For example, the first language model is a mandarin language model, a user uses mandarin language interaction, and directly outputs a conversation result when an online default language model synchronization instruction sent by the client is not received, for example, the first language model is a mandarin language model, the user uses cantonese speech interaction, and the user is asked whether to switch languages when the online default language model synchronization instruction sent by the client is not received and a single mandarin language model cannot accurately identify the audio of the user.
In the scheme of this embodiment, the processing result obtained after the subsequent processing is performed on the recognition result is output by not receiving the online default language model synchronization instruction sent by the client, so that the user can be prompted to switch languages when the recognition is successful and the dialog result is output or the recognition is failed.
In the method in the foregoing embodiment, after the determining whether the second single language model in the online default language model synchronization instruction is consistent with the current first single language model of the server, the method further includes:
and if the second single language model is consistent with the first single language model, outputting the conversation result.
For example, the first language model is a mandarin model, and the online default language model synchronization command received from the client is also the mandarin model, and the conversation result is output.
It should be noted that, although the above embodiments adopt numbers with definite precedence order such as step 101 and step 102 to define the precedence order of the steps, in an actual application scenario, some steps may be executed in parallel, and the precedence order of some steps is also not defined by the numbers, and this application is not limited herein and is not described herein again.
The following description is provided to enable those skilled in the art to better understand the present disclosure by describing some of the problems encountered by the inventors in implementing the present disclosure and by describing one particular embodiment of the finally identified solution.
The inventors discovered the defects of these similar techniques in the process of implementing the present invention:
in most ASR systems, different languages (dialects) are considered independently, and an AcousTIc Model (AM) is typically trained from scratch for each language. Thereby resulting in applications that support only monolingual interactions. Due to different application scenarios, there is an increasing demand for intelligent applications of multiple languages, such as: ticket buying systems and consultation systems of subway stations, autonomous registration systems of hospitals, etc., so that a hybrid recognition model appears, however, training of this model introduces the following problems. First, training an AM from scratch requires a large amount of manually labeled data, which is not only expensive, but also takes a lot of time to acquire. This also results in a considerable difference in the quality of the acoustic model between rich and poor-featured languages. This is because for starved languages only small models of low complexity can be estimated. The large amount of labeled training data is also an inevitable bottleneck for those languages that are low in traffic and newly published and difficult to obtain a large amount of representative corpora. Second, to achieve the same recognition rate, a hybrid language model is trained significantly more often than a monolingual language model.

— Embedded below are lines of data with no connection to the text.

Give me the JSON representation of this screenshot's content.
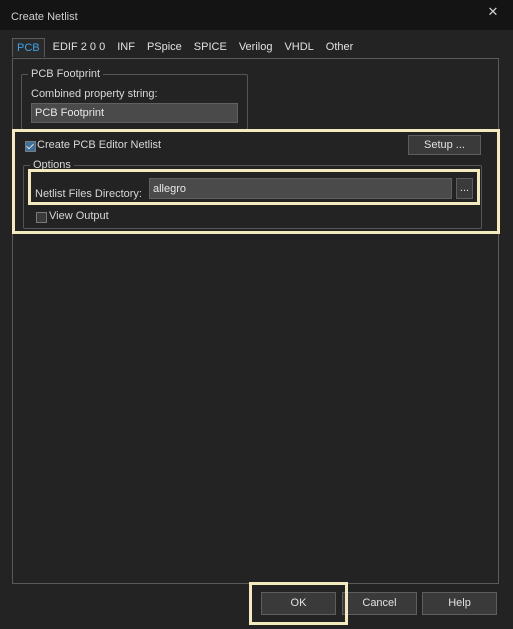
{
  "window": {
    "title": "Create Netlist",
    "close_glyph": "✕"
  },
  "tabs": [
    {
      "label": "PCB",
      "active": true
    },
    {
      "label": "EDIF 2 0 0",
      "active": false
    },
    {
      "label": "INF",
      "active": false
    },
    {
      "label": "PSpice",
      "active": false
    },
    {
      "label": "SPICE",
      "active": false
    },
    {
      "label": "Verilog",
      "active": false
    },
    {
      "label": "VHDL",
      "active": false
    },
    {
      "label": "Other",
      "active": false
    }
  ],
  "pcb_footprint": {
    "group_label": "PCB Footprint",
    "combined_label": "Combined property string:",
    "combined_value": "PCB Footprint"
  },
  "pcb_editor": {
    "create_label": "Create PCB Editor Netlist",
    "create_checked": true,
    "setup_label": "Setup ...",
    "options_label": "Options",
    "directory_label": "Netlist Files Directory:",
    "directory_value": "allegro",
    "browse_label": "...",
    "view_output_label": "View Output",
    "view_output_checked": false
  },
  "footer": {
    "ok_label": "OK",
    "cancel_label": "Cancel",
    "help_label": "Help"
  },
  "colors": {
    "accent_tab": "#3fa3e8",
    "highlight": "#f3eac0",
    "background": "#232323"
  }
}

The inventors have found in the course of carrying out the invention why the reason is not easily imaginable:
hybrid language models are often employed to enable applications to support multilingual speech interactions. But the use of hybrid language models is expensive, resulting in a low prevalence rate.
The scheme is that a multilingual voice interaction method for switching language models is realized by means of a Dialogue User Interface (DUI) of the company.

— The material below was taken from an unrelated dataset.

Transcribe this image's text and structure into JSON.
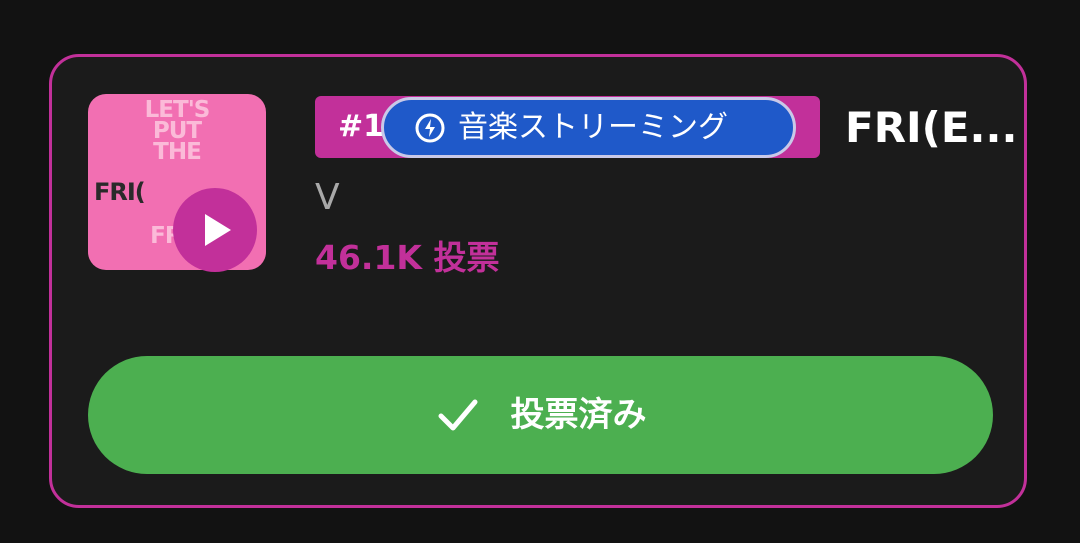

Firstly, the scheme trains a single language model at a server side, and locally uses a mixed language model of language switching command words; secondly, the client uses the mixed language model to perform voice recognition, and judges whether the command word is a language switching command word according to a recognition result. If the voice interaction is carried out by the default single language model, the voice interaction is carried out by switching the appointed single language model. According to the scheme, the voice recognition is carried out by using the mixed model and the single language model for switching the language command words, and then the semantic processing and the dialogue management are carried out, so that not only is the expensive cost reduced, but also the stability is ensured.
The invention has the technical innovation points that:
scenario 1: language switching instruction
The method comprises the following steps: inputting audio;
step two: the audio acquisition module acquires audio;
step three: sending the audio to an offline mixed language model recognition kernel;
step four; and performing instruction processing on the identified result.
Step five: judging whether the language switching instruction is a language switching instruction, and if the language switching instruction is the language switching instruction, setting an online default language model; otherwise, the process is finished.
Scenario 2: non-switching language instruction
The method comprises the following steps: inputting audio;
step two: the audio acquisition module acquires audio;
step three: sending the audio to an online identification service;
step four: sending the recognition result to an online semantic service;
step five: sending the voice result to a dialogue service;
step six: and judging whether a language switching instruction is received, if not, outputting a call receiving result, otherwise, canceling the current conversation result.
Beta version formed by the inventor in the process of implementing the invention:
alternative scheme: and the mixed language model is placed at a server side for processing.
The advantages are that: the occupied local resources are less;
the disadvantages are as follows: the network transmission is time-consuming, and the response is fast without local processing.
beta version: the offline module can be consistent with the online voice management module in function;
the disadvantages are as follows: the offline voice interaction management module consumes more resources than the offline recognition management.
The inventor finds that deeper effects are achieved in the process of implementing the invention:
the scheme supports multiple languages to carry out voice interaction, meets the requirements of multi-language scenes to a great extent, and is short in time consumption and high in stability in one round of interaction. Compared with the multi-language voice interaction scheme on the market at present, the method reduces the training cost of the voice model.
Referring to fig. 5, a block diagram of a multilingual voice interaction apparatus for a client according to an embodiment of the present invention is shown.
As shown in fig. 5, a first acquiring identification module 510, a judging module 520, a switching module 530 and a setting synchronization module 540.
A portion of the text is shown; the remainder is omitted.